俺は先ほどのようにこの錆びついた剣をゴブリンに振るって、倒す必要が出てくるわけだ。


でも、前の世界の倫理観を持つ俺からすると、人型の生物に剣を向けるのはどうも抵抗があるんだよな。

スライムとかバジリスクみたいな、明らかに異形な生物なら倒しやすいんだけど。


ということで、こっそりとゴブリンを飛ばして、次の魔物のページを開く。

次は、このガルムとかいう魔物だ。

こいつも、召喚に必要な山ポイントは150ポイントでゴブリンと同じ。

”狼に似た姿を持つ小型の魔獣”──うん、大丈夫そうだ。


俺は迷わずページに指を滑らせて、スッと上にスワイプした。


──目の前に現れたのは、俺の腰ほどの高さを持つ、まさに狼のような魔獣。

ガルムだ。

召喚された瞬間から、喉の奥でグルルと低く唸り声を上げている。


「この魔物は……ガルムか」


「そうです、ご存じですか?」


「ああ。エルフと馴染み深い魔物だ。ガルムは森に住む個体も多いのでな。毛皮や牙など、利用価値の高い素材が多く、我々の狩猟対象にもなっている。
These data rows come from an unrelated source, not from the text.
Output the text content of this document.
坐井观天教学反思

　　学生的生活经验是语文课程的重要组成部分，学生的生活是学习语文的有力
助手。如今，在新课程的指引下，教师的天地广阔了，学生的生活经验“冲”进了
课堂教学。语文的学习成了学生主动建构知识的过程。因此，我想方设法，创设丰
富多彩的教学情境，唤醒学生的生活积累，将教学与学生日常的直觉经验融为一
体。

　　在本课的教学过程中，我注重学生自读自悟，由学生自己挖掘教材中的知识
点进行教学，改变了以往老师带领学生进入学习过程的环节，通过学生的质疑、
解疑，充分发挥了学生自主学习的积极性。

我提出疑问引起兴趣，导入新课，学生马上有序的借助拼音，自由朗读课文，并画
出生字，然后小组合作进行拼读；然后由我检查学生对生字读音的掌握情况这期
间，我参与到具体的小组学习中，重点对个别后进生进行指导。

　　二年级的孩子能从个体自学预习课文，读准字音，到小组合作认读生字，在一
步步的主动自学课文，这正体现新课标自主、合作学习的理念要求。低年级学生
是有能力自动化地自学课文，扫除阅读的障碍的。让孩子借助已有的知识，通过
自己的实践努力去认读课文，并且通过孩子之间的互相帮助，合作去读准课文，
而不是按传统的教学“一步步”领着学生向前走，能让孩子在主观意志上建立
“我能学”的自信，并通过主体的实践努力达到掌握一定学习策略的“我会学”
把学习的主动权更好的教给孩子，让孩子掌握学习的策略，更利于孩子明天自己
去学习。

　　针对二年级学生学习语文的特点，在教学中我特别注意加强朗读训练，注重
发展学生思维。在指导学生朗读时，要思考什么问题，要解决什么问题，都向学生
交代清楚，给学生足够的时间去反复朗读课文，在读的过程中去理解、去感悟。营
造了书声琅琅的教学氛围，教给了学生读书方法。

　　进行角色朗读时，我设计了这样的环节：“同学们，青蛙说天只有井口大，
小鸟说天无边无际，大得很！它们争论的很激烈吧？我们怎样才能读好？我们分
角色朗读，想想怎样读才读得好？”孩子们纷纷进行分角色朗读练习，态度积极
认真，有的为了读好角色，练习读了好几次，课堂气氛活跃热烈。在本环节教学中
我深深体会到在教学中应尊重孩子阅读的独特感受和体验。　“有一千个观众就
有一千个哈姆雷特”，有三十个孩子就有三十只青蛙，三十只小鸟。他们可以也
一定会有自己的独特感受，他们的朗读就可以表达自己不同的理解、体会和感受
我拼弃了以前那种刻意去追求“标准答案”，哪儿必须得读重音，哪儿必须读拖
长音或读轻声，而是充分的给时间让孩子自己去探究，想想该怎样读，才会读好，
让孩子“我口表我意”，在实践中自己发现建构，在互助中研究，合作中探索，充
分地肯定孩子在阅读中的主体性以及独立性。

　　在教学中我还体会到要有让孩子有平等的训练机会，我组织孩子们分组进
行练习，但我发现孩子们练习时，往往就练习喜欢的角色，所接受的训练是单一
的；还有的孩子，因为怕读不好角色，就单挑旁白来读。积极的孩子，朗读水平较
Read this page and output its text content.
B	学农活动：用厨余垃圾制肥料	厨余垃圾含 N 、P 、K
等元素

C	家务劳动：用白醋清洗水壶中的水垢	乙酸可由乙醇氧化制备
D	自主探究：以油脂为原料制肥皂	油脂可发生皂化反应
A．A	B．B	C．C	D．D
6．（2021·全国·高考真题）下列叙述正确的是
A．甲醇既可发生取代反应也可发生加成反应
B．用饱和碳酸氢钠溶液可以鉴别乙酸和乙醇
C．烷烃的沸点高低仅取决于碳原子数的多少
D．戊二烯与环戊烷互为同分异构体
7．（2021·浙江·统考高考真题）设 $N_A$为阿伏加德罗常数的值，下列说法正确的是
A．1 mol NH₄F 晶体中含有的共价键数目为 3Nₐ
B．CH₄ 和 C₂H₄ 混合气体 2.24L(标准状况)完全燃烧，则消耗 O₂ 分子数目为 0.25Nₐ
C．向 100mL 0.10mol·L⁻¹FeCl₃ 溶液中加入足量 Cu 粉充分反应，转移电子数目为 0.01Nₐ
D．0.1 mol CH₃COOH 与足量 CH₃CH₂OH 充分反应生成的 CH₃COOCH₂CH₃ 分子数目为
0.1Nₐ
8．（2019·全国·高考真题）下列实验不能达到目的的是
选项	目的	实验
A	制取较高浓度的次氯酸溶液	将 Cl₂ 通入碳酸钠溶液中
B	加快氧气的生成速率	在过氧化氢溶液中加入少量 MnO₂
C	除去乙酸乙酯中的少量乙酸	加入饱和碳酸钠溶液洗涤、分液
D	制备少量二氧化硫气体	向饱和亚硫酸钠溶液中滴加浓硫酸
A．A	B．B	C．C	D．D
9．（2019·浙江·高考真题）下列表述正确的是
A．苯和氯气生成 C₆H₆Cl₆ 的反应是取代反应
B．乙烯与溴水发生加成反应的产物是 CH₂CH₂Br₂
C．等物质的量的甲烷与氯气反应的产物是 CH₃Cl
眼球にエーテルを貯める特性から、眼すらも活用できる」


「なるほど、素材としての価値が高いんですね──ああっ!!」


──唸り声を上げていたガルムが突然、アサさんへ向かって跳びかかった!


「ガアアッ!!」


「アサさんっ! あ、危ないですわっっ!!!」


俺とミュリさんが反応する間もなく、ガルムの凶撃がアサさんに届くその瞬間。


「──ふん」


刹那の脚撃がガルムの顔面に突き刺さる。

アサさんが、目に見えぬ超速の蹴りをガルムにぶち当てたのだ。


そのたった一撃で、ドサッ、と鈍い音を立てて、ガルムはその場に沈んだ。


「……す、すごいですわ……」


「アサさん! だ、大丈夫ですか!?」


「ああ。この程度、造作もない」


平然と答えるアサさんは、さっきまでと何ひとつ変わらぬ落ち着いた表情だった。


「ガルムはかなり狂暴な性格をしている。こうして腹が減っているとすぐに飛び掛かってくるから、クロノとミュリも気を付けるんだぞ」


「は、はい……アサさんって、お強いんですね……」


「ああ。己が身を守れる程度の力は持っているつもりだ」


……よかった。無事で。


そうか、俺はこの山の中だと魔物から攻撃されないが、アサさんは普通に攻撃の対象になっちゃうのか……


──でも、この強さなら気にせずに召喚しても大丈夫かもしれない。

それくらい、あの脚一閃は華麗だった。